In the second over of the match, Dilshan edged Tait through the slip cordon for a first-ball boundary — something rarely appreciated by any fast bowler.

“Things kicked off there for a bit,” said Tait, who had his revenge three balls later when he dismissed Dilshan. “He’s a dangerous player so I thought I’d attack his mind and try and get under his skin a bit and vice-versa, he got under mine. If you start off like that and there’s a few words exchanged it’s nice to get a wicket. It worked out well for me.”

The 28-year-old Tait dropped out of international cricket in 2008 because of repeated injuries and has decided to concentrate on shorter formats in a bid to ensure he still has a professional career.

“It’s been good, the last couple of years have been brilliant. Just playing the shorter form of the game has been a good decision and this World Cup has been great. Any time you play cricket for your country is great.
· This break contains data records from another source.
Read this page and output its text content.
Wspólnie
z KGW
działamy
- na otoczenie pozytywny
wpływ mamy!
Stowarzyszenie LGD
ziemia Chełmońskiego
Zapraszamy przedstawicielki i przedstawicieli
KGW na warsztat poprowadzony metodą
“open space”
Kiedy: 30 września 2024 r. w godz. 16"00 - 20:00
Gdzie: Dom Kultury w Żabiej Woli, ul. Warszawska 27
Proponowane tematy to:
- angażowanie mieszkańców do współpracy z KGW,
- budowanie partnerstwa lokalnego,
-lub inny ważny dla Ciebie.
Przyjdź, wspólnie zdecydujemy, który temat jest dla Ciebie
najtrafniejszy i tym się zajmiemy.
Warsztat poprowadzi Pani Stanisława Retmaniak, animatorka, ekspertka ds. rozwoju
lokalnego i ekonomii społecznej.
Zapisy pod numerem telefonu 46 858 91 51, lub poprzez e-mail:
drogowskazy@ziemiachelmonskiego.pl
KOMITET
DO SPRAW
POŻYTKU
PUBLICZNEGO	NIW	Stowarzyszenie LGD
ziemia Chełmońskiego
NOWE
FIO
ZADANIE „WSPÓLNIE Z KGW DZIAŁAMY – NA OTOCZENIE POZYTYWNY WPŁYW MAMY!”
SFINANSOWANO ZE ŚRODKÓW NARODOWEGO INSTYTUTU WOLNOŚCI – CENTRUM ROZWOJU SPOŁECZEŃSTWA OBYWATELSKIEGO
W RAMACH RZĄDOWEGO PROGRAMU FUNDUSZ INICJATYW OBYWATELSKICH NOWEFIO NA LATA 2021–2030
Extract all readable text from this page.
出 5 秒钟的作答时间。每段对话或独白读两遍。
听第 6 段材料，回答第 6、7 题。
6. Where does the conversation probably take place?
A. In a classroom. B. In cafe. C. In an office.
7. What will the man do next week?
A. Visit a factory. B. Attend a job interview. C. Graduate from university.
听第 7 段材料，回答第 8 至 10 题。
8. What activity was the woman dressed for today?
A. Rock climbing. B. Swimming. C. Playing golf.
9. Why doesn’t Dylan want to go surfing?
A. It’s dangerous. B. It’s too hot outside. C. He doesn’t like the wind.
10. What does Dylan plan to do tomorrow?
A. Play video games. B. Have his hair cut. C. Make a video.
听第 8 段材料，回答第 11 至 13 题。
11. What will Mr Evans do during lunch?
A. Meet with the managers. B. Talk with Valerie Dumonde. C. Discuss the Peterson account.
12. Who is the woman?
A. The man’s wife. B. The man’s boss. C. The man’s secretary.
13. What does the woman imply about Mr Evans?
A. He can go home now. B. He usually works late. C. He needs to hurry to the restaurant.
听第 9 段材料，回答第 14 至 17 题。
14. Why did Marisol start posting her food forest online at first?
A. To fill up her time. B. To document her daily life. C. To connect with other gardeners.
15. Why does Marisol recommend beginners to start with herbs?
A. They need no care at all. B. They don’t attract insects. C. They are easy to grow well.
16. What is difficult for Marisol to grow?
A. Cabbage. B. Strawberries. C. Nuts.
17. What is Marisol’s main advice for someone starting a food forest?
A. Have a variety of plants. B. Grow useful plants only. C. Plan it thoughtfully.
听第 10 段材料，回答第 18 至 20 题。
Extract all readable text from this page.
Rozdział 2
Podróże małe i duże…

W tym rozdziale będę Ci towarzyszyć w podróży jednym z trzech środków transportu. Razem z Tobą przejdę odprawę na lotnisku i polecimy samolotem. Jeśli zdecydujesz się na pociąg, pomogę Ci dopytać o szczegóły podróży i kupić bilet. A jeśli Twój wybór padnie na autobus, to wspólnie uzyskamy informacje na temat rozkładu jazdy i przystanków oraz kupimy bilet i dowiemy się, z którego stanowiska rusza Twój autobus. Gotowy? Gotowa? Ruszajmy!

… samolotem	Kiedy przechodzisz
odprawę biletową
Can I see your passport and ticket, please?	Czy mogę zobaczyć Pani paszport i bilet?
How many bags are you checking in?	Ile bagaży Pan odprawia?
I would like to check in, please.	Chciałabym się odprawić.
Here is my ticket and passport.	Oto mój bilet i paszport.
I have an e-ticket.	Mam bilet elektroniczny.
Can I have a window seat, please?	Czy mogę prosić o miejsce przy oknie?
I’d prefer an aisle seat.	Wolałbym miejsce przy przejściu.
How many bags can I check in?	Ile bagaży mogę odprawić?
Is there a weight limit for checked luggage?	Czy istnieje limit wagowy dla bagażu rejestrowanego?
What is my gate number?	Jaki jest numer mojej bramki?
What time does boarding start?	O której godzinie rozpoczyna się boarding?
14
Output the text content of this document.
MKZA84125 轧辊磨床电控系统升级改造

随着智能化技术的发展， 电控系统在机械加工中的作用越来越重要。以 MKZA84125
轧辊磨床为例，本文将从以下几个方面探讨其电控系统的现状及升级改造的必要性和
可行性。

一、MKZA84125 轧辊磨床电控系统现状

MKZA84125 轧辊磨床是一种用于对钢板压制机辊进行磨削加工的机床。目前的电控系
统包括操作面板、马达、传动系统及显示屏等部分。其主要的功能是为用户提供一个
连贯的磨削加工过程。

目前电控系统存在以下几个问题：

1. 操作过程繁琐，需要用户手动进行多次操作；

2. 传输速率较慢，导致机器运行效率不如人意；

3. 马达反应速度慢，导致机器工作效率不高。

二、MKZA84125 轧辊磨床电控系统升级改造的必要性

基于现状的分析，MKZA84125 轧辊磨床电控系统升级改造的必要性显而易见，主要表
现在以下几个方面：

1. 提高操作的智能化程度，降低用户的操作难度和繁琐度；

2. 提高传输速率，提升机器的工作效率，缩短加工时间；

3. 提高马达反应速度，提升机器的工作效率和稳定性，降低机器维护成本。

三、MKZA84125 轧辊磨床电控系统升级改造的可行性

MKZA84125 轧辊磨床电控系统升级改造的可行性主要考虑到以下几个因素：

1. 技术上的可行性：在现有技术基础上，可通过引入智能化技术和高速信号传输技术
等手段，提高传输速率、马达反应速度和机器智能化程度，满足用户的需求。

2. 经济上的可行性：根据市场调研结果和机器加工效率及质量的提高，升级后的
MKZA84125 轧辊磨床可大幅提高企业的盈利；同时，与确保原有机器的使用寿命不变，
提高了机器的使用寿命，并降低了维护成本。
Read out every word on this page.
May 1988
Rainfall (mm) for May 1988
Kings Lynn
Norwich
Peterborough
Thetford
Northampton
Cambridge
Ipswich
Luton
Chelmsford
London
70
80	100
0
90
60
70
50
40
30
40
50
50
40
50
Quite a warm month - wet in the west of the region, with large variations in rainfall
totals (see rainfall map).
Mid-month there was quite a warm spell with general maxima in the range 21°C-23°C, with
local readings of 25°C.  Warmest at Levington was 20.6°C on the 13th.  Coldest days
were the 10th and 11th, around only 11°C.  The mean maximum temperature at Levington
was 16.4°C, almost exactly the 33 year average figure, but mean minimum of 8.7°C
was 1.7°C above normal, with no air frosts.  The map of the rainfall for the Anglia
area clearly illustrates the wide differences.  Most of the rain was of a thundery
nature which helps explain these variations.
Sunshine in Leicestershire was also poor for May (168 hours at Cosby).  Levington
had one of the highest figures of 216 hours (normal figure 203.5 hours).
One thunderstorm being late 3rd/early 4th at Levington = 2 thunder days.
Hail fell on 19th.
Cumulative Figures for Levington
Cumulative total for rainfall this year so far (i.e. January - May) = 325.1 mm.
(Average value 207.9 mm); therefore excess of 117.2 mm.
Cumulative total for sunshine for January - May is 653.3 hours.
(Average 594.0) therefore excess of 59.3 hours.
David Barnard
“I’ve changed massively. The decision was a good refresher to have a couple of months off. That was a while ago now, so things have been good ever since. This is probably going to be my last World Cup so I’m just going to enjoy it while I can,” Tait said.

Defending champions Australia, bidding for a fourth straight title, continue their group campaign against rank outsiders Kenya and Canada in Bangalore on March 13 and March 16 respectively.

They had to wait eight days to play Sri Lanka in their third match of the tournament and now face a seven-day break before facing Kenya at the Chinnaswamy Stadium.

“It’s not ideal, but we have known there was a chance of that happening right the way through, before the tournament even started,” said Australia captain Ricky Ponting after the no-result washout against Sri Lanka.

But Tait, often used in short spells by his skipper, was not complaining. “There’s been decent gaps between games which is good for the fast bowlers.”